When we got to the temple around 3pm, we were given a white shirt and navy pants to change into (they called it a training suit), a key to a cupboard to keep our stuff, and a name tag. The girls changed in one room, while the boys changed next door, none of us realizing at the time that the rooms were a sliding paper door apart from each other.



(me and Dayna posing zen style, with our cupboards and a vacuum behind us)

During the orientation in this same room, we learned about proper manners in the temple, and a little bit about the temple itself. It was a little difficult to follow, because our guide only spoke Korean, so every sentence or so was translated by another guide, whose vocabulary was excellent, but whose accent was a bit hard to decipher. We were also give a temple stay schedule, which is the only reason I'm able to remember the order and times that we did everything! (They stuck to the schedule almost exactly.)

At 4:20, we did walking meditation in the "Forest for enlightening Intelligence". Walking meditation is simply walking VERY slowly, and concentrating only on the act of walking, and not thinking about anything. This is much more difficult than it seems. It looks, to a casual observer, like a mourners' procession, since everyone is supposed to be walking silently and slowly, with their head bowed and hands crossed.


One of the hard parts was not thinking about anything except your walking. We walked for about half an hour, but didn't really get that far. That's a long time to think about nothing but your feet. The other hard part was, oddly enough, the walking itself. You had to walk slowly, but continuously. So you actually spent quite a bit of time balanced on one foot with the other in the air, on it's way to the next step. Quite a few people stumbled on their first step because they were so unused to the balance required to walk like this.

After the walking meditation, we had dinner in the dining hall around 5pm. The meal itself wasn't half bad. We were told ahead of time that any food we served to ourselves had to be eaten - we weren't allowed to have leftovers, as this was rude to the people who had spent time preparing the meal. We also had to wash our own plates and silverware, and return them to where we got them from.

After dinner we had Yebul, which is a devotional chanting. We pretty much all sat in front of a large projection screen with a picture of one of the alters at the temple, while one of the monks chanted and beat a wooden-instrument. When she beat it three times, we were supposed to bow (which is a seven step process, and very hard on the knees), and when she beat it once, we were supposed to stand up.

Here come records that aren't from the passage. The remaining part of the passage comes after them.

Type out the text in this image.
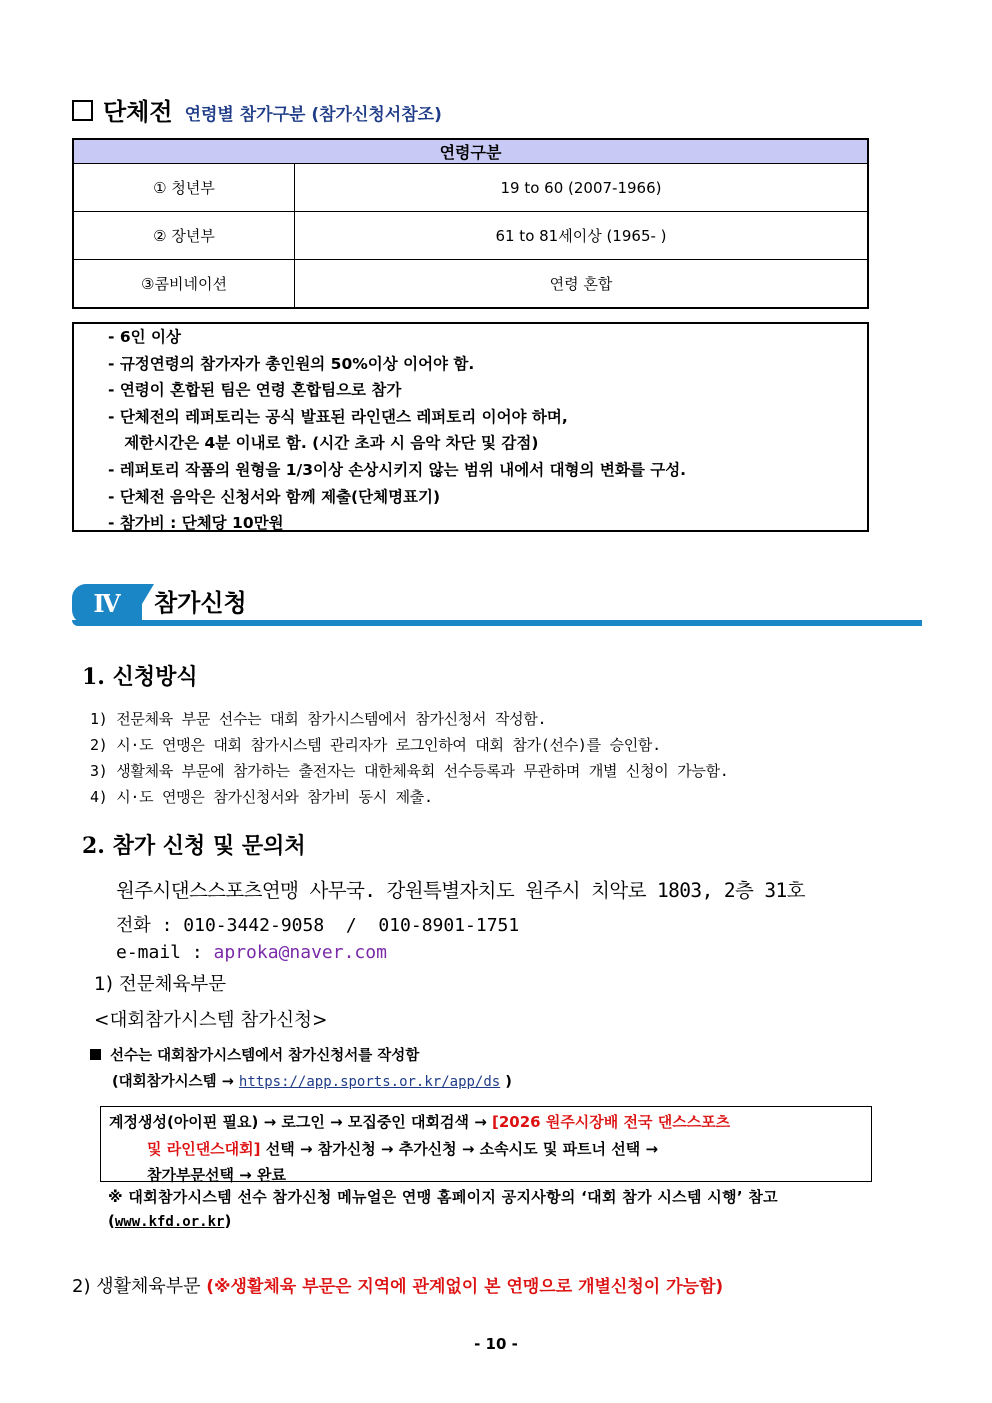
단체전 연령별 참가구분 (참가신청서참조)
연령구분	
① 청년부	19 to 60 (2007-1966)
② 장년부	61 to 81세이상 (1965- )
③콤비네이션	연령 혼합
- 6인 이상
- 규정연령의 참가자가 총인원의 50%이상 이어야 함.
- 연령이 혼합된 팀은 연령 혼합팀으로 참가
- 단체전의 레퍼토리는 공식 발표된 라인댄스 레퍼토리 이어야 하며,
제한시간은 4분 이내로 함. (시간 초과 시 음악 차단 및 감점)
- 레퍼토리 작품의 원형을 1/3이상 손상시키지 않는 범위 내에서 대형의 변화를 구성.
- 단체전 음악은 신청서와 함께 제출(단체명표기)
- 참가비 : 단체당 10만원
Ⅳ	참가신청
1. 신청방식
1) 전문체육 부문 선수는 대회 참가시스템에서 참가신청서 작성함.
2) 시·도 연맹은 대회 참가시스템 관리자가 로그인하여 대회 참가(선수)를 승인함.
3) 생활체육 부문에 참가하는 출전자는 대한체육회 선수등록과 무관하며 개별 신청이 가능함.
4) 시·도 연맹은 참가신청서와 참가비 동시 제출.
2. 참가 신청 및 문의처
원주시댄스스포츠연맹 사무국. 강원특별자치도 원주시 치악로 1803, 2층 31호
전화 : 010-3442-9058  /  010-8901-1751
e-mail : aproka@naver.com
1) 전문체육부문
<대회참가시스템 참가신청>
선수는 대회참가시스템에서 참가신청서를 작성함
(대회참가시스템 → https://app.sports.or.kr/app/ds )
계정생성(아이핀 필요) → 로그인 → 모집중인 대회검색 → [2026 원주시장배 전국 댄스스포츠
및 라인댄스대회] 선택 → 참가신청 → 추가신청 → 소속시도 및 파트너 선택 →
참가부문선택 → 완료
※ 대회참가시스템 선수 참가신청 메뉴얼은 연맹 홈페이지 공지사항의 ‘대회 참가 시스템 시행’ 참고
(www.kfd.or.kr)
2) 생활체육부문 (※생활체육 부문은 지역에 관계없이 본 연맹으로 개별신청이 가능함)
- 10 -
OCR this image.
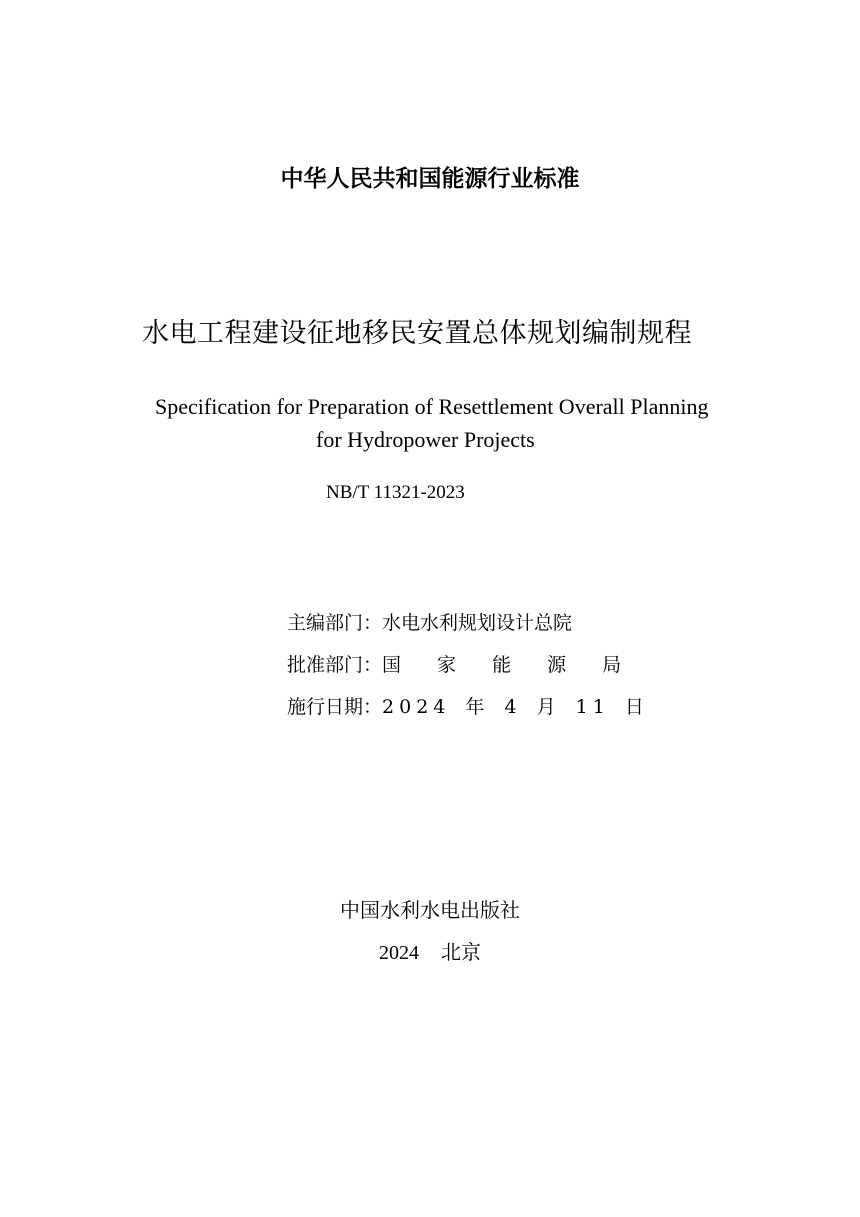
中华人民共和国能源行业标准
水电工程建设征地移民安置总体规划编制规程
Specification for Preparation of Resettlement Overall Planning
for Hydropower Projects
NB/T 11321-2023
主编部门：水电水利规划设计总院
批准部门：国 家 能 源 局
施行日期：2024 年 4 月 11 日
中国水利水电出版社
2024 北京
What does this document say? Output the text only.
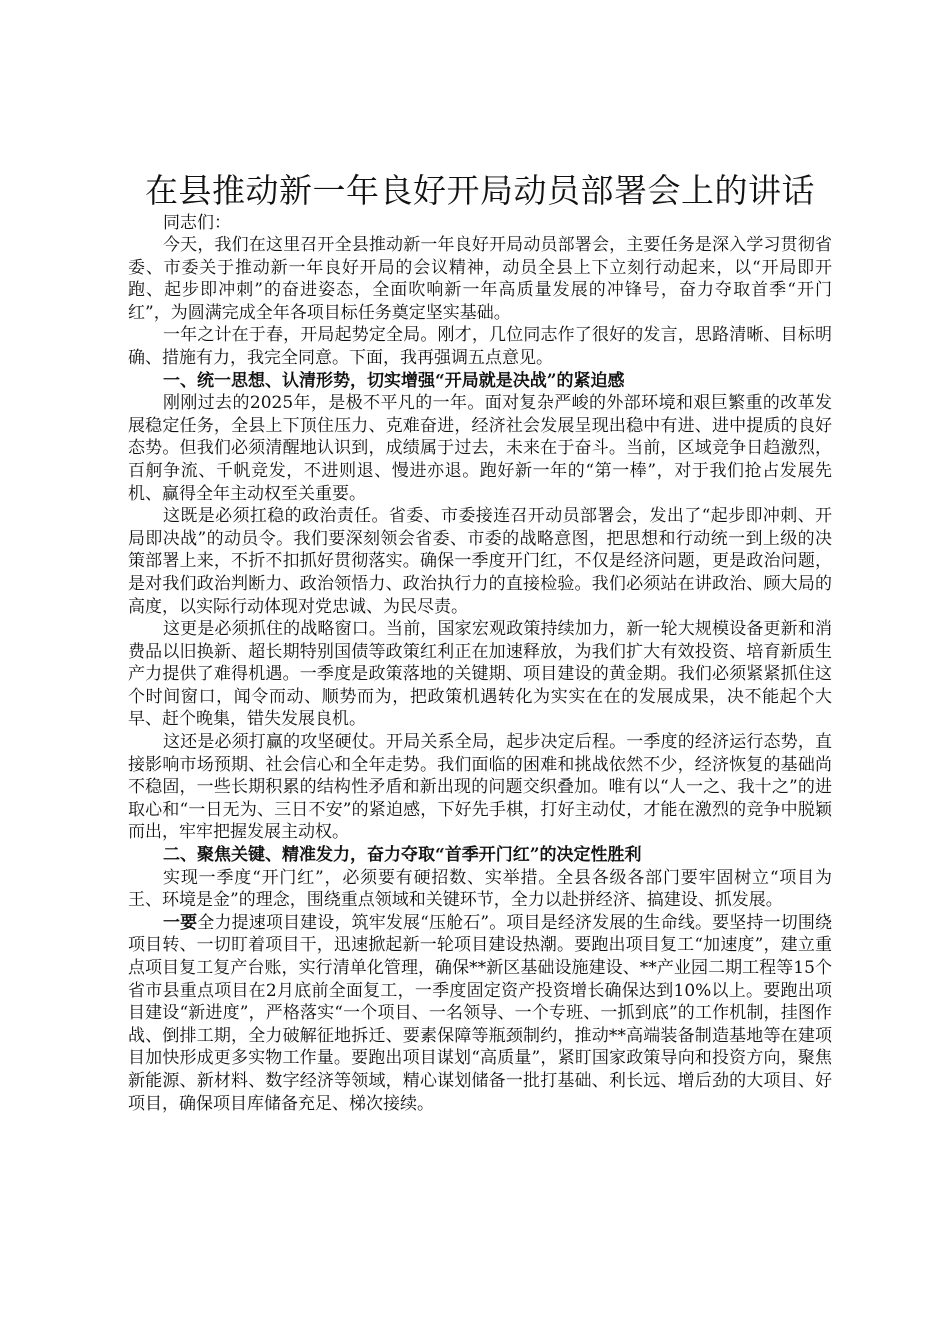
在县推动新一年良好开局动员部署会上的讲话

同志们：

今天，我们在这里召开全县推动新一年良好开局动员部署会，主要任务是深入学习贯彻省委、市委关于推动新一年良好开局的会议精神，动员全县上下立刻行动起来，以“开局即开跑、起步即冲刺”的奋进姿态，全面吹响新一年高质量发展的冲锋号，奋力夺取首季“开门红”，为圆满完成全年各项目标任务奠定坚实基础。

一年之计在于春，开局起势定全局。刚才，几位同志作了很好的发言，思路清晰、目标明确、措施有力，我完全同意。下面，我再强调五点意见。

一、统一思想、认清形势，切实增强“开局就是决战”的紧迫感

刚刚过去的2025年，是极不平凡的一年。面对复杂严峻的外部环境和艰巨繁重的改革发展稳定任务，全县上下顶住压力、克难奋进，经济社会发展呈现出稳中有进、进中提质的良好态势。但我们必须清醒地认识到，成绩属于过去，未来在于奋斗。当前，区域竞争日趋激烈，百舸争流、千帆竞发，不进则退、慢进亦退。跑好新一年的“第一棒”，对于我们抢占发展先机、赢得全年主动权至关重要。

这既是必须扛稳的政治责任。省委、市委接连召开动员部署会，发出了“起步即冲刺、开局即决战”的动员令。我们要深刻领会省委、市委的战略意图，把思想和行动统一到上级的决策部署上来，不折不扣抓好贯彻落实。确保一季度开门红，不仅是经济问题，更是政治问题，是对我们政治判断力、政治领悟力、政治执行力的直接检验。我们必须站在讲政治、顾大局的高度，以实际行动体现对党忠诚、为民尽责。

这更是必须抓住的战略窗口。当前，国家宏观政策持续加力，新一轮大规模设备更新和消费品以旧换新、超长期特别国债等政策红利正在加速释放，为我们扩大有效投资、培育新质生产力提供了难得机遇。一季度是政策落地的关键期、项目建设的黄金期。我们必须紧紧抓住这个时间窗口，闻令而动、顺势而为，把政策机遇转化为实实在在的发展成果，决不能起个大早、赶个晚集，错失发展良机。

这还是必须打赢的攻坚硬仗。开局关系全局，起步决定后程。一季度的经济运行态势，直接影响市场预期、社会信心和全年走势。我们面临的困难和挑战依然不少，经济恢复的基础尚不稳固，一些长期积累的结构性矛盾和新出现的问题交织叠加。唯有以“人一之、我十之”的进取心和“一日无为、三日不安”的紧迫感，下好先手棋，打好主动仗，才能在激烈的竞争中脱颖而出，牢牢把握发展主动权。

二、聚焦关键、精准发力，奋力夺取“首季开门红”的决定性胜利

实现一季度“开门红”，必须要有硬招数、实举措。全县各级各部门要牢固树立“项目为王、环境是金”的理念，围绕重点领域和关键环节，全力以赴拼经济、搞建设、抓发展。

一要全力提速项目建设，筑牢发展“压舱石”。项目是经济发展的生命线。要坚持一切围绕项目转、一切盯着项目干，迅速掀起新一轮项目建设热潮。要跑出项目复工“加速度”，建立重点项目复工复产台账，实行清单化管理，确保**新区基础设施建设、**产业园二期工程等15个省市县重点项目在2月底前全面复工，一季度固定资产投资增长确保达到10%以上。要跑出项目建设“新进度”，严格落实“一个项目、一名领导、一个专班、一抓到底”的工作机制，挂图作战、倒排工期，全力破解征地拆迁、要素保障等瓶颈制约，推动**高端装备制造基地等在建项目加快形成更多实物工作量。要跑出项目谋划“高质量”，紧盯国家政策导向和投资方向，聚焦新能源、新材料、数字经济等领域，精心谋划储备一批打基础、利长远、增后劲的大项目、好项目，确保项目库储备充足、梯次接续。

After the chanting meditation, we took a freezing walk up the hill, where they showed us a bell that's wrung in the morning and at night. We were allowed to help ring the bell two at a time.


When we came back to the orientation building, we had hot tea with another monk, who told us a little bit about Buddhism and about the temple we were staying in. There was only time at the end for three questions.
Hot tea served in bowls




1 comment:

persistentillusion said...

Wow, that's insanely AWESOME. That sounds very similar to a retreat I just took in Colorado, except we weren't in a Temple with exquisite rocks around us.